This is a rude and judgmental python script that judges, based on the word's Wikipedia article, if a word is good or bad. The criteria of good/badness of each word in the article is defined by the positive/negative sentiment word lists from Opinion Lexicon: Positive & Negative (Hu and Liu, 2004).
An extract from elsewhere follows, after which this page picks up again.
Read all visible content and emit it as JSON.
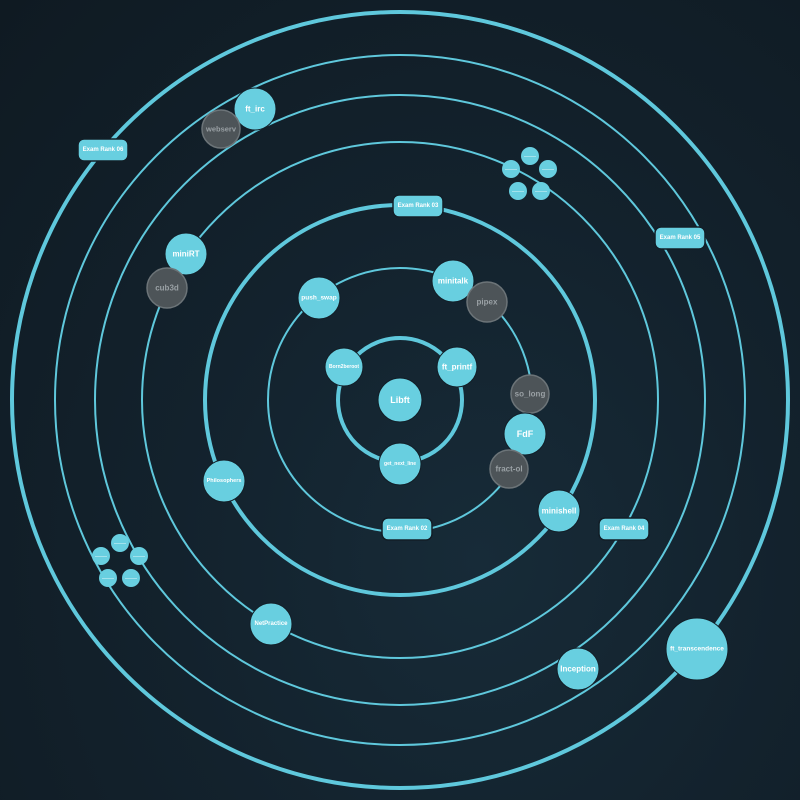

- NLTK (Natural Language Toolkit) - a Python library for statistical Natural Language Processing
- wikipedia - a Python library that makes accessing and parsing Wikipedia data easy
Enter the word: North Korea
[ Result ]
Baaaaaaaaaaaaaaaaaaaaaaaaaaaaaaaaaaaad 👎 (Score: -36)
Positive score: 52
Negative score: 109
Our judgmental script tells us that North Korea is baaaaaaaaaaaaaaaaaaaaaaaaaaaaaaaaaaaad. Considering the number of a's our script has written, North Korea must be a horribly bad nation!
Now compare it with this:
Enter the word: South Korea
[ Result ]
Goooooooooooood 👍 (Score: 13)
Positive score: 173
Negative score: 160
Of course, as we expected, South Korea = Good Korea
.
Any word, if it's on Wikipedia, can be evaluated with this script. Even people, incidents, and so much more!
Enter the word: Donald Trump
[ Result ]
Baaaaaaaaaaaaaaaaaaaaaaaaaaaaaaaaaaaaaaaaaaaaaaaaad 👎 (Score: -49)
# This guy must be a real douche. He's worse than North Korea!
Positive score: 121
Negative score: 170
- Minqing Hu and Bing Liu. "Mining and summarizing customer reviews." Proceedings of the ACM SIGKDD International Conference on Knowledge Discovery & Data Mining (KDD-2004, full paper), Seattle, Washington, USA, Aug 22-25, 2004.